All we need to do is to link one of the recovered messages back to either the chat table or the handle table to establish who the third party participant was.
But before I show you how to do this I need to digress and talk about the Structured Storage Manager mentioned in the opening lines of this article. The Structured Storage Manager (SSM) can be used to break down structured storage (think binary plists, Facebook orca blobs etc.) into a table structure so that the Forensic Browser can query them and happily there is one such blob in the database that can help us.
The chat table contains a column called “properties” that often holds a binary plist.
Which when decoding using the Forensic Browser built in Binary Plist viewer it looks like this:
The interesting item here is the CKChatWatermarkMessageID integer which my testing shows is the ID of one of the messages associated with this chat. In fact what seems to happen is that this blob is updated regularly and the messageID (and following timestamp) represents the last message in a conversation.
We can use the SSM to break down the binary plist into a table. To do this we run the SSM from the Tools menu:
In the following dialog we identify the table and fieldname of the field holding the Binary Plist blob (properties) and we also identify the primary key for the table so we can relate the decoded data back to the original row.

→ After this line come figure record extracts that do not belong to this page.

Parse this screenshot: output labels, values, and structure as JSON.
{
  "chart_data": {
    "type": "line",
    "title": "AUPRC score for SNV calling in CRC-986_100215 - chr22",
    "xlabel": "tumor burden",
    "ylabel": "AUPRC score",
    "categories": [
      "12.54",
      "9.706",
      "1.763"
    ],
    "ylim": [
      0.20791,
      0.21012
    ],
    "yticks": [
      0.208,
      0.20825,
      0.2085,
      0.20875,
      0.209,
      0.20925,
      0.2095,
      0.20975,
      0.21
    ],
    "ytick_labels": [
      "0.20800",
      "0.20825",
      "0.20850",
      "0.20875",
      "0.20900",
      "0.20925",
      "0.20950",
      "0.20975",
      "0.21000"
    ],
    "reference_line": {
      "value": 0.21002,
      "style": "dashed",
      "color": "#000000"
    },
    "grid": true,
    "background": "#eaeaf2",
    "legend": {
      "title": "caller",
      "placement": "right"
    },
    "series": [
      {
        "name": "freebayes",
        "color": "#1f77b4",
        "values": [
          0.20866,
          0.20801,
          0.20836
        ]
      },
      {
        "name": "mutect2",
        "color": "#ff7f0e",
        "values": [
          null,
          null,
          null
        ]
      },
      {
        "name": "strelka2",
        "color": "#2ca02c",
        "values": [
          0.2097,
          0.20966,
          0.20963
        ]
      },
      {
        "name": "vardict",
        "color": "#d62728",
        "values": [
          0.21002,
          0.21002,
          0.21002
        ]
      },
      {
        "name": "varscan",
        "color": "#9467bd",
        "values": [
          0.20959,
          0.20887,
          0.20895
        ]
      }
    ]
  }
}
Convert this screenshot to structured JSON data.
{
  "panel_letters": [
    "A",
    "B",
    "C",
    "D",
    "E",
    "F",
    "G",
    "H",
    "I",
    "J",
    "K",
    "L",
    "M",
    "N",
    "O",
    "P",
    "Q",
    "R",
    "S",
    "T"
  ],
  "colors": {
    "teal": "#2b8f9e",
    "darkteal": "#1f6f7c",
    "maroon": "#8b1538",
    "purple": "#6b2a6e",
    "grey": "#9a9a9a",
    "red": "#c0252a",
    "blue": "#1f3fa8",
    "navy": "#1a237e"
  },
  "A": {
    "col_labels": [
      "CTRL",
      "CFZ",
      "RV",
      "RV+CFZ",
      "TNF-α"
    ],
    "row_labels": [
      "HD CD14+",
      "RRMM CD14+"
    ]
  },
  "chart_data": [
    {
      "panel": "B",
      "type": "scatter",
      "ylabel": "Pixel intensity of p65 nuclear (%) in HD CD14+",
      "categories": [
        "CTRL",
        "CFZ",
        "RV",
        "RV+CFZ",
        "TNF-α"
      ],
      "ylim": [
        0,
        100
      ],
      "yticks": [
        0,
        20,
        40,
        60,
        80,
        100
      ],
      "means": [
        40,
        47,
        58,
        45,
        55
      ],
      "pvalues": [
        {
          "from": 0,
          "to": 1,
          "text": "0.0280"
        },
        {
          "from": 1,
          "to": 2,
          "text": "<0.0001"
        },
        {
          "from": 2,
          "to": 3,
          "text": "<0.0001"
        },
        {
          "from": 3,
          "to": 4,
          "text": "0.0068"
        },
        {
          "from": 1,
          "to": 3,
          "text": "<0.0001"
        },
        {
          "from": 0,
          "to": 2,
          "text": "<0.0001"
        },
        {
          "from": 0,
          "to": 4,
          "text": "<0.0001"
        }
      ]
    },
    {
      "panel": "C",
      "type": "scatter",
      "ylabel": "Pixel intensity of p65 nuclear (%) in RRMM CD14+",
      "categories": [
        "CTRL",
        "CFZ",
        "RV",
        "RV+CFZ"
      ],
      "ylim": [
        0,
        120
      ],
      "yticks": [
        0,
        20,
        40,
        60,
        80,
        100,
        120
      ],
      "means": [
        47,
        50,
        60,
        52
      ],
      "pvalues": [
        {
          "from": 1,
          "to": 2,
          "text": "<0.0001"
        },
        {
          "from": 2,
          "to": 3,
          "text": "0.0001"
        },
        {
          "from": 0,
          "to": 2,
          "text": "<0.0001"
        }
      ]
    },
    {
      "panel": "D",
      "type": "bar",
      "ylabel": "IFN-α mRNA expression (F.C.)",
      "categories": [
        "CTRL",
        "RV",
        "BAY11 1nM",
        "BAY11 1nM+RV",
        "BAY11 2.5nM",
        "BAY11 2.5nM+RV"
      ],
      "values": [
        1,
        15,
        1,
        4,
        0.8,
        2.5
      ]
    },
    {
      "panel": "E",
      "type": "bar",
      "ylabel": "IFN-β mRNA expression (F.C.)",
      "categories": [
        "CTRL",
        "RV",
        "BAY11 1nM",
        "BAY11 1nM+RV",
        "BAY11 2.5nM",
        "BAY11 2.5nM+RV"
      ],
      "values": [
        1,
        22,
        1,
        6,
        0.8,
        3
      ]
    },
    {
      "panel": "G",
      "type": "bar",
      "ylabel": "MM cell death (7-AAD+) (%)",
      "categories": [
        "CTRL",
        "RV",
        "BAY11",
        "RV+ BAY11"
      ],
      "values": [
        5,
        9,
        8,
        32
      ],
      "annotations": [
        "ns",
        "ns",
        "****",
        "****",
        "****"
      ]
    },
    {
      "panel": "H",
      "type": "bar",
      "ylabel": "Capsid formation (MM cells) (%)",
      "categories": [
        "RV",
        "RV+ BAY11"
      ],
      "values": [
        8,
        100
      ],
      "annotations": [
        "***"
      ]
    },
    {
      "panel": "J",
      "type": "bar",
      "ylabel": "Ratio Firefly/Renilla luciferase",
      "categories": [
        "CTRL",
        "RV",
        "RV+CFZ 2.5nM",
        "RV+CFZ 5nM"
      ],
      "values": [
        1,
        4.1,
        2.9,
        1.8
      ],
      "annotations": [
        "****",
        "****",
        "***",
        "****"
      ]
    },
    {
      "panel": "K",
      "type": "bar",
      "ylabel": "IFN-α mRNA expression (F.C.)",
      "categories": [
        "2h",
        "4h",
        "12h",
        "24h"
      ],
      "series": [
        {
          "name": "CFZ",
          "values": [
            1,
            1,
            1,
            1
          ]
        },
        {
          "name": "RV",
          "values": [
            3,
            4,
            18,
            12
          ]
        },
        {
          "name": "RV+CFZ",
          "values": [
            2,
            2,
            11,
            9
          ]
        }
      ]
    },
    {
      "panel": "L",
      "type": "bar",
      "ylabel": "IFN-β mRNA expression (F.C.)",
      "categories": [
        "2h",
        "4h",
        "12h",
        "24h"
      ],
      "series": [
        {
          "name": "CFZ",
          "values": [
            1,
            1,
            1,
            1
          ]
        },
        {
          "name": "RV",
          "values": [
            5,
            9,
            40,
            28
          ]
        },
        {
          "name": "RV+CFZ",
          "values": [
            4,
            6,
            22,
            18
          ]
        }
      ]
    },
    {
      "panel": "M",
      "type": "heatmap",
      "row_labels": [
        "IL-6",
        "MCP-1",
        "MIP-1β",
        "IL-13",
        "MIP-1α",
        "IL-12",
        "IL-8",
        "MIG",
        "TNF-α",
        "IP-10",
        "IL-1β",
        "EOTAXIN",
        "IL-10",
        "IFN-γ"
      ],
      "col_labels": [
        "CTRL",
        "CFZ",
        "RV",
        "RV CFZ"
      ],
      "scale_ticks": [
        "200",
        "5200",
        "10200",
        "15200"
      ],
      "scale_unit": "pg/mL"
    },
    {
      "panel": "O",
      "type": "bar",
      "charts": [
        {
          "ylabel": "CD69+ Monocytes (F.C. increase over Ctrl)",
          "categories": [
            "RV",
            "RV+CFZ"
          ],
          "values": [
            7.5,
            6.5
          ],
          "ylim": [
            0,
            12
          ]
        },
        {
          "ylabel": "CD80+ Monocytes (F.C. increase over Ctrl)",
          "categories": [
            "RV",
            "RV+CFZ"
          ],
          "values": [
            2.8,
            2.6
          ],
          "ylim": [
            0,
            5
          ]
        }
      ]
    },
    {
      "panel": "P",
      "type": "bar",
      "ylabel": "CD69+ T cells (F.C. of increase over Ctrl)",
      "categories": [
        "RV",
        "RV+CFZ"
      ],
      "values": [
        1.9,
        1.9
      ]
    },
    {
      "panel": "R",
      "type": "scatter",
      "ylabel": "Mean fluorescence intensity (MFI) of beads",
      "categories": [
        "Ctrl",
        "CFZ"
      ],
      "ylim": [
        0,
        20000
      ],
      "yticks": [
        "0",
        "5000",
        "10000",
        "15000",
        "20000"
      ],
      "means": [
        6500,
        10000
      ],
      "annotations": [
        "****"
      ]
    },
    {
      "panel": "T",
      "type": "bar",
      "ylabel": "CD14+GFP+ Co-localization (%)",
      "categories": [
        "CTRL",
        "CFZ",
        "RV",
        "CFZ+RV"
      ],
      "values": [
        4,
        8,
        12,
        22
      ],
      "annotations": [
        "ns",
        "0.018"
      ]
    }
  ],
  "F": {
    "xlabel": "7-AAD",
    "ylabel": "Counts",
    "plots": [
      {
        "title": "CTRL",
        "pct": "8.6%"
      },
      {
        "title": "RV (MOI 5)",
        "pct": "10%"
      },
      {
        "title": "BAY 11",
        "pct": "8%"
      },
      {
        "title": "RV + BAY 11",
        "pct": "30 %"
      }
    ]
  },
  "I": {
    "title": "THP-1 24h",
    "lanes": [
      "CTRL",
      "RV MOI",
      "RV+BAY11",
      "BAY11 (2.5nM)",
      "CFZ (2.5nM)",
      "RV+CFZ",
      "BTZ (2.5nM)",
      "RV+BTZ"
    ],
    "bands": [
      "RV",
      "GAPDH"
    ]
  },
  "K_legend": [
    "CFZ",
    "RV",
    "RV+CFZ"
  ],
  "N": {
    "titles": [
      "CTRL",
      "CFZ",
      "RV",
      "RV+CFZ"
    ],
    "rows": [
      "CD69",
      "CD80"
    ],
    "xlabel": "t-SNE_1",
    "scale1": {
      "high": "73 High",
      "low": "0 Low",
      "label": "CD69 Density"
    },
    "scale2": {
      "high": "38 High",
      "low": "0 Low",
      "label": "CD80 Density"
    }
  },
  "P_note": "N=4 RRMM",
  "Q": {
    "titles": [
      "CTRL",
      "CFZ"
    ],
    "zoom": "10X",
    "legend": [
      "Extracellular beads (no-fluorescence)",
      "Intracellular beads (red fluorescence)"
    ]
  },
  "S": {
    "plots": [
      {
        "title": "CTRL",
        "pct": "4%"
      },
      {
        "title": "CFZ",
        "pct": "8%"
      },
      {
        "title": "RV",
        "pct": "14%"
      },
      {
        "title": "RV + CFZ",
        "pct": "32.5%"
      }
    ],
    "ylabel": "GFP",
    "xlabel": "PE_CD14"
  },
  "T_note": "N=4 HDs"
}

We also tell the SSM what table we want the new data stored in and what type of data it is (Binary Plist in this case):
Once we hit OK the new table is created and we can easily create a query that associates a chat identifier (phone number) with each message (CKChatWatermarkMessageID) from the decoded BPList:
The query above is a little complicated particularly when we need to use it in conjunction with another query so I want to simplify the above SQL by using a VIEW. This is best explained by example – I choose “Create view on current visual query” from the Queries menu:
I give this the name watermarks (it could of course be any meaningful name):
The newly created VIEW is a sort of virtual table so I can now run a new very much simpler query that exactly replaces the above:
The list of CKChatWatermarkMessageID and telephone numbers/contacts details above is from all recovered conversations, as well as from some conversations that are still live.
Finally I want to find any one (or more) of the rows from the above query that has a CKChatWatermarkMessageID that is *IN* a list of any of the ROWIDs (message IDs) for any message with handle_id = 108 i.e. our deleted conversation.
A query showing these ROWIDs and a few extra fields for context is below:
Note that that list of messages that we have recovered from chat 108 is not complete and also some of the recovered messages may have had their ROWID overwritten as previously described. But, all we need is to be lucky enough to find one matching recovered message to determine who the conversation was with.
The highlighted *IN* above gives a clue as to the SQL syntax. We can use the SQLite in expression to filter on a list of values that are in a specified list, the format is:
SELECT * from xxx where expression IN (value1, value2, .... value_n)
value1, value2… can be replaced by a SQL query that returns just one column (known as a correlated subquery):
There you have it – we have managed to associate a message ID from the deleted conversation with the decoded binary plist from a recovered chat record with an overwritten primary key and thus establish the third party for all of the messages in chat 108. We have also managed to do what the mainstream mobile forensics tools failed to do and we therefore reiterate that although they quite rightly have their place you should always back up anything they find, or fail to find, with another method.